Für die Gründung einer SE stehen vier verschiedene Möglichkeiten zur
Verfügung, nämlich
die Gründung durch Verschmelzung,
die Gründung einer Holding-SE,
die Gründung einer Tochter-SE,
die Umwandlung in eine SE.
Die Gründung durch Verschmelzung
Eine SE kann gemäß Art. 2 Abs. 2 SE-VO durch Verschmelzung gegründet werden.
Diese erfolgt gemäß Art. 3 und Art. 4 der Richtlinie 78/855, betreffend die
Verschmelzung von Aktiengesellschaften (Verschmelzungsrichtlinie)
entweder nach dem Verfahren der Verschmelzung durch Aufnahme oder
nach dem Verfahren der Verschmelzung durch Gründung einer neuen
Gesellschaft.
Eine Verschmelzung durch Aufnahme erfolgt dadurch, indem eine oder mehrere
Gesellschaften ihr gesamtes Aktiv- und Passivvermögen im Wege der Auflösung
ohne Abwicklung auf eine andere Gesellschaft übertragen und zwar gegen
Gewährung von Aktien der aufnehmenden Gesellschaft an die Aktionäre der
übertragenden Gesellschaft. Die aufnehmende Gesellschaft nimmt bei der
Verschmelzung die Form einer SE an.
Die Verschmelzung durch Gründung einer neuen Gesellschaft erfolgt
dergestalt, dass mehrere Gesellschaften ihr gesamtes Aktiv- und
Passivvermögen im Wege der Auflösung ohne Abwicklung auf eine Gesellschaft,
die sie gründen, übertragen und zwar gegen Gewährung von Aktien der neuen
Gesellschaft an ihre Aktionäre.
Die Gründung einer Holding-SE
Eine SE kann gemäß Art. 32 SE-VO durch Gründung entstehen.
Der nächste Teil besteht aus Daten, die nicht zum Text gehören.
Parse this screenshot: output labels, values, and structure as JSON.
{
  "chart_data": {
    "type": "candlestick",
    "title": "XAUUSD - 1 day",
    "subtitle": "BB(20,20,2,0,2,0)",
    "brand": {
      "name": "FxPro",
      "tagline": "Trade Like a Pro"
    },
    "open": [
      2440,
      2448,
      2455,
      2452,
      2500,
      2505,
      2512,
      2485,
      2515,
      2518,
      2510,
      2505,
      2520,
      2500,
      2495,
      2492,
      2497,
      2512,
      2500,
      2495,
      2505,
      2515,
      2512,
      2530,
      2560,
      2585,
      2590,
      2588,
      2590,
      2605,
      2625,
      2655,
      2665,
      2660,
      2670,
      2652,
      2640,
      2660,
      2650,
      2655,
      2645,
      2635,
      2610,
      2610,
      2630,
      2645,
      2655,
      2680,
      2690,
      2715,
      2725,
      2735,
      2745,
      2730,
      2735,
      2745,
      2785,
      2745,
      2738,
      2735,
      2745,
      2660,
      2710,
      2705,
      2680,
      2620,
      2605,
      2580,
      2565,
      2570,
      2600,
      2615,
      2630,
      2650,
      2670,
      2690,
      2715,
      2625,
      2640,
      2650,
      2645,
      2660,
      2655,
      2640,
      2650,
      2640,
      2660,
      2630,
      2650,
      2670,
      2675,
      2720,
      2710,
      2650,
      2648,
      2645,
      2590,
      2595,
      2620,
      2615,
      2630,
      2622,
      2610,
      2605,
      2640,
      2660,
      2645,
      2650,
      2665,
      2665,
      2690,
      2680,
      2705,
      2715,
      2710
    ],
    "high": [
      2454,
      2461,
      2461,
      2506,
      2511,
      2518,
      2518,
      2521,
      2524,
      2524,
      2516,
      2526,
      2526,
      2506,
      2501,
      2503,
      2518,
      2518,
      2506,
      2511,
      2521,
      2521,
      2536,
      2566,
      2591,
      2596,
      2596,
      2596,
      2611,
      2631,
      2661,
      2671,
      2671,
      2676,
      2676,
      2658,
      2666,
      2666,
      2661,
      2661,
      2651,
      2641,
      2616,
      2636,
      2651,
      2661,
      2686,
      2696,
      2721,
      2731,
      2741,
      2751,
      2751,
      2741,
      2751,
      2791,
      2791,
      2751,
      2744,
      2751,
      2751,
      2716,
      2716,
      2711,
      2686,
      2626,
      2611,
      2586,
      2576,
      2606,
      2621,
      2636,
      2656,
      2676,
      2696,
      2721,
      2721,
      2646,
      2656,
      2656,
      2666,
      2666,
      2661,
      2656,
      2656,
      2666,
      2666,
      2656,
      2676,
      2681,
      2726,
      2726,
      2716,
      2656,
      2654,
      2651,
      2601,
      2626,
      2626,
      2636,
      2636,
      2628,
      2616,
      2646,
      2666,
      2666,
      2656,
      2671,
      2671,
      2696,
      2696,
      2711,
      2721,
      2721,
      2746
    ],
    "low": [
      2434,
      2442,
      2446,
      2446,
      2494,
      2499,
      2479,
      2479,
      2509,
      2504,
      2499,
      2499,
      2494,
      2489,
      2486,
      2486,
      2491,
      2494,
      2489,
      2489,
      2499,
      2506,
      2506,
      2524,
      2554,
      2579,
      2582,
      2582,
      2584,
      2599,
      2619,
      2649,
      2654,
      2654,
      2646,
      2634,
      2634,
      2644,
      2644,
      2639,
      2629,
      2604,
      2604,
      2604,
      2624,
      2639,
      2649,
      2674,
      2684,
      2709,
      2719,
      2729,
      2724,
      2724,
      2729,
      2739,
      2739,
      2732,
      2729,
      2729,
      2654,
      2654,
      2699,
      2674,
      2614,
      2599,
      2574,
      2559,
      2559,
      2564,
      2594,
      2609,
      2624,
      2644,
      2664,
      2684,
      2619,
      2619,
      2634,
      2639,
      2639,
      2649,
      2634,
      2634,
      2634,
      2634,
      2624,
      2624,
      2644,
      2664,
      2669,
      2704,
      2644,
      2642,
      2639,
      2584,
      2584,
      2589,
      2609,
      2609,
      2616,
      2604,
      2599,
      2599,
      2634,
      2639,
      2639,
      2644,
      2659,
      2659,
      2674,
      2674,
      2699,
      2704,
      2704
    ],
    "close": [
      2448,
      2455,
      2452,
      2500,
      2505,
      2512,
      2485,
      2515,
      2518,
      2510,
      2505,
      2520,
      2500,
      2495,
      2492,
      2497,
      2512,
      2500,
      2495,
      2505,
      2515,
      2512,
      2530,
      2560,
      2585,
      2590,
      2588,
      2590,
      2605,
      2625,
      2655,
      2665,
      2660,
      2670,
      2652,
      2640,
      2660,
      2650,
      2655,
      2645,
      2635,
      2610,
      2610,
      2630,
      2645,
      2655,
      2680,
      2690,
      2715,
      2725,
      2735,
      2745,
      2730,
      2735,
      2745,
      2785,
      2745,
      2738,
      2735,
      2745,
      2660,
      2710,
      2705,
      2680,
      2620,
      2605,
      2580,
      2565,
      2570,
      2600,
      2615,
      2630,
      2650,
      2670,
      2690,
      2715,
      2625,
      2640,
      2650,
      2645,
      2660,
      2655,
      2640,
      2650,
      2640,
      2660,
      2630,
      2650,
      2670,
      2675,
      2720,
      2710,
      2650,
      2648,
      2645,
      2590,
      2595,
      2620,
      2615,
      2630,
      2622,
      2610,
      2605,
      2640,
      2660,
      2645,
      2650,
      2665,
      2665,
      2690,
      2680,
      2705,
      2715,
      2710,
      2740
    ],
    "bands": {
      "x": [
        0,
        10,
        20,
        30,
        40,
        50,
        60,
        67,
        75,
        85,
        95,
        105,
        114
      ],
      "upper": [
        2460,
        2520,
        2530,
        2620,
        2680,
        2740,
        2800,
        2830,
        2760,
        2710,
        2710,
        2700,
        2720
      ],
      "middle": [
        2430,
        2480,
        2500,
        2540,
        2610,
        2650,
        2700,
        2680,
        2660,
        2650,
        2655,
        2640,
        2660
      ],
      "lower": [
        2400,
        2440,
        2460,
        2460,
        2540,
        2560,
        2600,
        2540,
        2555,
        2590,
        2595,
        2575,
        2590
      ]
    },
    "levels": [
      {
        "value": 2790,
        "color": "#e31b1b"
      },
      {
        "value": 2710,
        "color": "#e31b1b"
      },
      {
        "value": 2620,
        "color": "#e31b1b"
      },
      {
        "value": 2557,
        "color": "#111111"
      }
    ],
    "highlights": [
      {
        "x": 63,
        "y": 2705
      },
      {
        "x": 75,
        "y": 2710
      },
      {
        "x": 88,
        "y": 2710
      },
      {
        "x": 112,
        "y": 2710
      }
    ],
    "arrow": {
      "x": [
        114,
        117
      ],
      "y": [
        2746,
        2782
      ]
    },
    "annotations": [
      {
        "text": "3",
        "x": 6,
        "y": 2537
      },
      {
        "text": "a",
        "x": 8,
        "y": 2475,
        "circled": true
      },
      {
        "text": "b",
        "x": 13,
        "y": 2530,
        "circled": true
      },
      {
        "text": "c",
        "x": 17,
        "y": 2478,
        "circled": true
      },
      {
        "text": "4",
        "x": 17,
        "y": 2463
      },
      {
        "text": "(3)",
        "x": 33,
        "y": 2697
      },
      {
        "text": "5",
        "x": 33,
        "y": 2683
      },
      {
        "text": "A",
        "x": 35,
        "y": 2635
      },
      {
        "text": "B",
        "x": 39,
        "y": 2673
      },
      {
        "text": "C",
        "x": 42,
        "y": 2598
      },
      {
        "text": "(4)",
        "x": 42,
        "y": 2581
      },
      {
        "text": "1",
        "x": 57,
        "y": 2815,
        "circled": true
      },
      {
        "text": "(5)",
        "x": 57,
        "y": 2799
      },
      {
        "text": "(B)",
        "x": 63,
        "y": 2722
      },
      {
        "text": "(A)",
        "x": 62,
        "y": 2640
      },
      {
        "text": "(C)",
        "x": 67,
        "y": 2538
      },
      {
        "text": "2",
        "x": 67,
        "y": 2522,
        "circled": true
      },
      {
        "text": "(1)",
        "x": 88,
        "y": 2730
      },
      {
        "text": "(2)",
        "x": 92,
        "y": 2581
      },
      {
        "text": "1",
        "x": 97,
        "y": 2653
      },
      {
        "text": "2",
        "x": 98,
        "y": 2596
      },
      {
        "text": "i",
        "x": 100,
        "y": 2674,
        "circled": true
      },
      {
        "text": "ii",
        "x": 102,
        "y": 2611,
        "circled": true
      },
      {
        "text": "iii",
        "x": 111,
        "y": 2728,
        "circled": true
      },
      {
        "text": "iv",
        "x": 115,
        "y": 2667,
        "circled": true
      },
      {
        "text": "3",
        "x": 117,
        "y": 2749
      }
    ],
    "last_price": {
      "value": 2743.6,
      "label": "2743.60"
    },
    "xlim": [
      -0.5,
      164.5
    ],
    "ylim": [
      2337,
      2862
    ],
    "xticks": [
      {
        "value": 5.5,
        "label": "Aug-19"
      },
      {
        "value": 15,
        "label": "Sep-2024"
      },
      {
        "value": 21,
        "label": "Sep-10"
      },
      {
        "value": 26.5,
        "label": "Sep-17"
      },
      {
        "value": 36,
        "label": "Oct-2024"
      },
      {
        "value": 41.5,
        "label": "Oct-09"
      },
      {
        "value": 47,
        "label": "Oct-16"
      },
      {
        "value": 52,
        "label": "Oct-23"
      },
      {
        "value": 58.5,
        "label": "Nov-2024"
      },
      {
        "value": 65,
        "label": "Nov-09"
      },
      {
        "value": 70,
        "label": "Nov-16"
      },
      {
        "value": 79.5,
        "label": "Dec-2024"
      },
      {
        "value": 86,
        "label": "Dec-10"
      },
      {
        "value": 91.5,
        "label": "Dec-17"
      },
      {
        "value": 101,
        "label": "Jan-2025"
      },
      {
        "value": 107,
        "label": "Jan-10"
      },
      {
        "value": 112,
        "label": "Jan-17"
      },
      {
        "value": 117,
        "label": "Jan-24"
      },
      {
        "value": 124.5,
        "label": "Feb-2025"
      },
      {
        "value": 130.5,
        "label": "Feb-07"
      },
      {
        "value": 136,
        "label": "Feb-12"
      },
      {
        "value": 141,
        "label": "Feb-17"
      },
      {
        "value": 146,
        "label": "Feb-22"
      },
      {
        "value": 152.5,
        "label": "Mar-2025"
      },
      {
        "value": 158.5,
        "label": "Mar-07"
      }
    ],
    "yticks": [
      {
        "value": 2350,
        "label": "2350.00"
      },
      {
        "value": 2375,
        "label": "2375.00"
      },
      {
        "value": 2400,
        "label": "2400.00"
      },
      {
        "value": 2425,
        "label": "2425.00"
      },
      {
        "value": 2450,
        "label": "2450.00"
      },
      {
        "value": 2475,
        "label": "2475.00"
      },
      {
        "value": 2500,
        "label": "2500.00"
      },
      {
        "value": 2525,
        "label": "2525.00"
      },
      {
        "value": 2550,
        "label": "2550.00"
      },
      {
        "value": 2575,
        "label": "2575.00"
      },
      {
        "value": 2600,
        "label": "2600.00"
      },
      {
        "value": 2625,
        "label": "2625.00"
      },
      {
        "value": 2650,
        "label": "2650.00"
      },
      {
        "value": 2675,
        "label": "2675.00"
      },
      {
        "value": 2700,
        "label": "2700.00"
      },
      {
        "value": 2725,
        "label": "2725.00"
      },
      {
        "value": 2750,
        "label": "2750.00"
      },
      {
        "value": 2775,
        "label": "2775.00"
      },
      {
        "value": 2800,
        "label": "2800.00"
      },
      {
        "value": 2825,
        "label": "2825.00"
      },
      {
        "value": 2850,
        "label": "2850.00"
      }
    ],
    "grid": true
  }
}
Die Gründung kann
von mindestens zwei Kapitalgesellschaften (insbesondere AG oder GmbH), die
ihren Sitz in einem Mitgliedsstaat haben, durchgeführt werden. Die die
Gründung betreibenden Gesellschaften bestehen fort, Art. 32 Abs. 1 Satz 2
mit Art. 2 Abs. 2 SE-VO.
Die Leitungsorgane der Gesellschaften müssen dazu einen Gründungsplan
erstellen, der die rechtlichen und wirtschaftlichen Auswirkungen für die
Aktionäre und Arbeitnehmer darstellt. Dieser Gründungsplan ist von
unabhängigen Sachverständigen zu prüfen. Die Gesellschafter der die Gründung
anstrebenden Gesellschaften müssen innerhalb von drei Monaten mitteilen, ob
sie ihre Anteile in die neue SE einbringen wollen. Gesellschaftern, die ihre
Anteile nicht einbringen wollen, ist bereits im Gründungsplan ein
Barabfindungsangebot zu unterbreiten (§ 9 SEAG).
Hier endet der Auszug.